Understanding the Nature of Blazars High Energy Emission with Time Dependent Multi-zone Modeling
Doctor of Philosophy thesis
In this thesis we present a time-dependent multi-zone radiative transfer code and its applications to study the multiwavelength emission of blazars. The multiwavelength variability of blazars is widely believed to be a direct manifestation of the formation and propagation of relativistic jets, and hence the related physics of the black hole - accretion disk - jet system. However, the understanding of these variability demands highly sophisticated theoretical analysis and numerical simulations. Especially, the inclusion of the light travel time eﬀects(LTTEs) in these calculations has long been realized important, but very diﬃcult. The code we use couples Fokker-Planck and Monte Carlo methods, in a 2 dimensional (cylindrical) geometry.

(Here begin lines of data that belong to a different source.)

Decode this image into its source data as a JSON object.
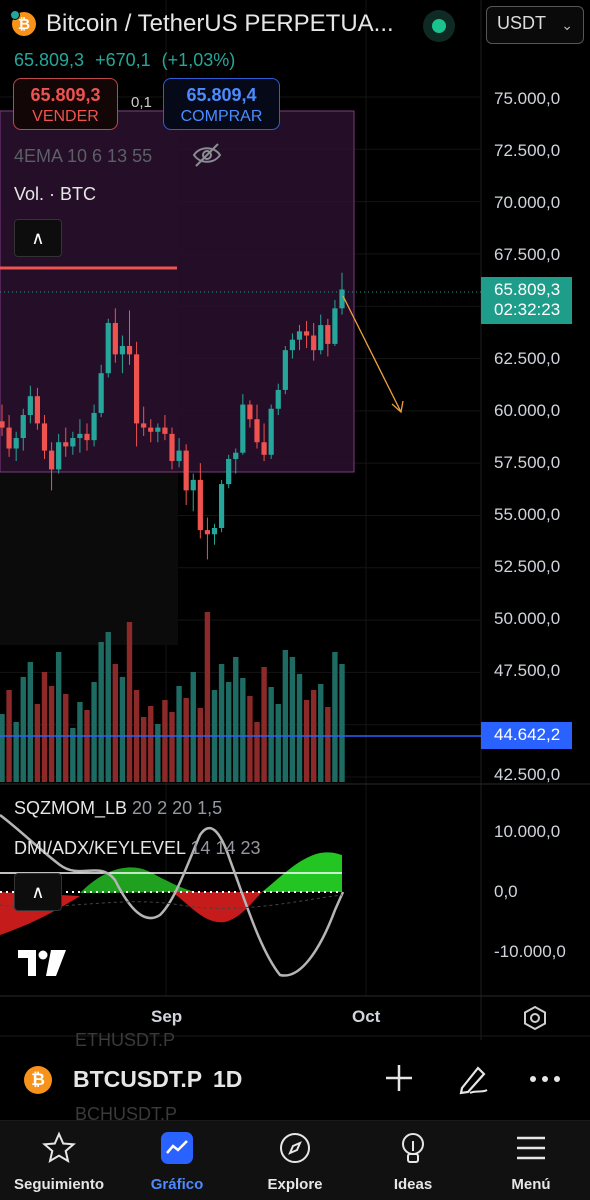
{
  "header": {
    "title": "Bitcoin / TetherUS PERPETUA...",
    "currency": "USDT",
    "last_price": "65.809,3",
    "change": "+670,1",
    "change_pct": "(+1,03%)"
  },
  "trade": {
    "sell_price": "65.809,3",
    "sell_label": "VENDER",
    "spread": "0,1",
    "buy_price": "65.809,4",
    "buy_label": "COMPRAR"
  },
  "indicators": {
    "ema": "4EMA 10 6 13 55",
    "vol": "Vol. · BTC",
    "sqz_name": "SQZMOM_LB",
    "sqz_params": "20 2 20 1,5",
    "dmi_name": "DMI/ADX/KEYLEVEL",
    "dmi_params": "14 14 23"
  },
  "price_axis": {
    "labels": [
      "75.000,0",
      "72.500,0",
      "70.000,0",
      "67.500,0",
      "62.500,0",
      "60.000,0",
      "57.500,0",
      "55.000,0",
      "52.500,0",
      "50.000,0",
      "47.500,0",
      "42.500,0"
    ],
    "current_price": "65.809,3",
    "countdown": "02:32:23",
    "hline_price": "44.642,2"
  },
  "osc_axis": {
    "labels": [
      "10.000,0",
      "0,0",
      "-10.000,0"
    ]
  },
  "time_axis": {
    "labels": [
      "Sep",
      "Oct"
    ]
  },
  "symbol_bar": {
    "symbol": "BTCUSDT.P",
    "timeframe": "1D",
    "ghost_above": "ETHUSDT.P",
    "ghost_below": "BCHUSDT.P"
  },
  "nav": {
    "items": [
      {
        "label": "Seguimiento",
        "icon": "star-icon"
      },
      {
        "label": "Gráfico",
        "icon": "chart-icon"
      },
      {
        "label": "Explore",
        "icon": "compass-icon"
      },
      {
        "label": "Ideas",
        "icon": "lightbulb-icon"
      },
      {
        "label": "Menú",
        "icon": "menu-icon"
      }
    ],
    "active_index": 1
  },
  "colors": {
    "up": "#26a69a",
    "down": "#ef5350",
    "accent": "#2962ff",
    "zone": "#2a0f2e"
  },
  "chart_data": {
    "type": "candlestick",
    "y_range": [
      42500,
      77000
    ],
    "candles": [
      [
        59500,
        60300,
        58800,
        59200
      ],
      [
        59200,
        59800,
        57800,
        58200
      ],
      [
        58200,
        59000,
        57600,
        58700
      ],
      [
        58700,
        60100,
        58100,
        59800
      ],
      [
        59800,
        61200,
        59400,
        60700
      ],
      [
        60700,
        61100,
        59100,
        59400
      ],
      [
        59400,
        59800,
        57700,
        58100
      ],
      [
        58100,
        58500,
        56200,
        57200
      ],
      [
        57200,
        58900,
        57000,
        58500
      ],
      [
        58500,
        59200,
        57800,
        58300
      ],
      [
        58300,
        59000,
        57900,
        58700
      ],
      [
        58700,
        59600,
        58000,
        58900
      ],
      [
        58900,
        59400,
        58100,
        58600
      ],
      [
        58600,
        60300,
        58300,
        59900
      ],
      [
        59900,
        62200,
        59700,
        61800
      ],
      [
        61800,
        64400,
        61600,
        64200
      ],
      [
        64200,
        64900,
        62300,
        62700
      ],
      [
        62700,
        63600,
        61800,
        63100
      ],
      [
        63100,
        64800,
        62200,
        62700
      ],
      [
        62700,
        63300,
        58300,
        59400
      ],
      [
        59400,
        60200,
        58800,
        59200
      ],
      [
        59200,
        59600,
        58500,
        59000
      ],
      [
        59000,
        59400,
        58500,
        59200
      ],
      [
        59200,
        59800,
        58600,
        58900
      ],
      [
        58900,
        59200,
        57200,
        57600
      ],
      [
        57600,
        58700,
        57300,
        58100
      ],
      [
        58100,
        58400,
        55500,
        56200
      ],
      [
        56200,
        57000,
        55200,
        56700
      ],
      [
        56700,
        57500,
        53900,
        54300
      ],
      [
        54300,
        54900,
        52900,
        54100
      ],
      [
        54100,
        54600,
        53600,
        54400
      ],
      [
        54400,
        56700,
        54200,
        56500
      ],
      [
        56500,
        57900,
        56300,
        57700
      ],
      [
        57700,
        58200,
        57000,
        58000
      ],
      [
        58000,
        60800,
        57900,
        60300
      ],
      [
        60300,
        60500,
        59200,
        59600
      ],
      [
        59600,
        60300,
        58200,
        58500
      ],
      [
        58500,
        59400,
        57600,
        57900
      ],
      [
        57900,
        60300,
        57700,
        60100
      ],
      [
        60100,
        61300,
        59800,
        61000
      ],
      [
        61000,
        63100,
        60800,
        62900
      ],
      [
        62900,
        63700,
        62500,
        63400
      ],
      [
        63400,
        64100,
        62900,
        63800
      ],
      [
        63800,
        64300,
        63000,
        63600
      ],
      [
        63600,
        64200,
        62400,
        62900
      ],
      [
        62900,
        64600,
        62700,
        64100
      ],
      [
        64100,
        64400,
        62600,
        63200
      ],
      [
        63200,
        65300,
        63100,
        64900
      ],
      [
        64900,
        66600,
        64600,
        65800
      ]
    ],
    "volume_up": [
      true,
      false,
      true,
      true,
      true,
      false,
      false,
      false,
      true,
      false,
      true,
      true,
      false,
      true,
      true,
      true,
      false,
      true,
      false,
      false,
      false,
      false,
      true,
      false,
      false,
      true,
      false,
      true,
      false,
      false,
      true,
      true,
      true,
      true,
      true,
      false,
      false,
      false,
      true,
      true,
      true,
      true,
      true,
      false,
      false,
      true,
      false,
      true,
      true
    ]
  }
}
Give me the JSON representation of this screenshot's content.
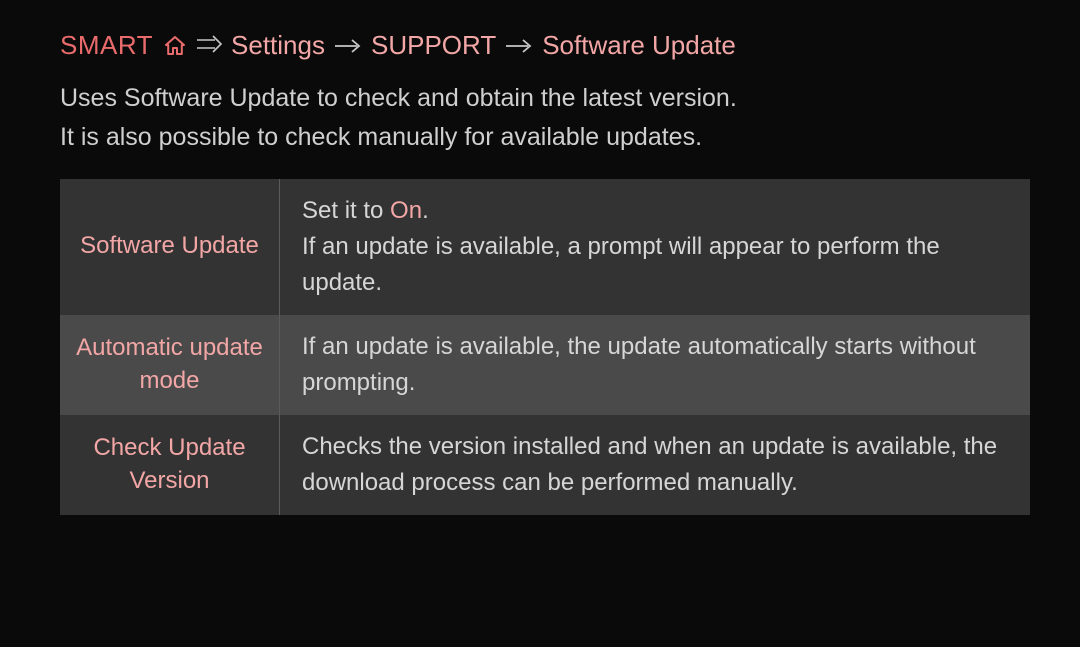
{
  "breadcrumb": {
    "smart": "SMART",
    "settings": "Settings",
    "support": "SUPPORT",
    "software_update": "Software Update"
  },
  "intro": {
    "line1": "Uses Software Update to check and obtain the latest version.",
    "line2": "It is also possible to check manually for available updates."
  },
  "table": {
    "rows": [
      {
        "label": "Software Update",
        "desc_pre": "Set it to ",
        "desc_on": "On",
        "desc_post": ".",
        "desc_rest": "If an update is available, a prompt will appear to perform the update."
      },
      {
        "label": "Automatic update mode",
        "desc": "If an update is available, the update automatically starts without prompting."
      },
      {
        "label": "Check Update Version",
        "desc": "Checks the version installed and when an update is available, the download process can be performed manually."
      }
    ]
  },
  "colors": {
    "accent": "#f2a6a6",
    "accent_strong": "#e96b6b",
    "bg": "#0a0a0a",
    "row_a": "#333333",
    "row_b": "#4a4a4a",
    "text": "#d6d6d6"
  }
}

For the ﬁrst time all the LTTEs are fully considered, along with a proper, full, self-consistent treatment of Compton cooling, which depends on the LTTEs. Using this code, we studied a set of physical processes that are relevant to the variability of blazars, including electron injection and escape, radiative cooling, and stochastic particle acceleration. Our comparison of the observational data and the simulation results revealed that a combination of all those processes is needed to reproduce the observed behaviors of the emission of blue blazars. The simulation favors that the high energy emission at quiet and ﬂare stages comes from the same location. We have further modeled red blazars PKS 1510-089. External radiation, which comes from the broad line region (BLR) or infrared torus, is included in the model. The results conﬁrm that external Compton model can adequately describe the emission from red blazars. The emission from BLR is favored as the source of Inverse Compton seed photons, compared to synchrotron and IR torus radiation.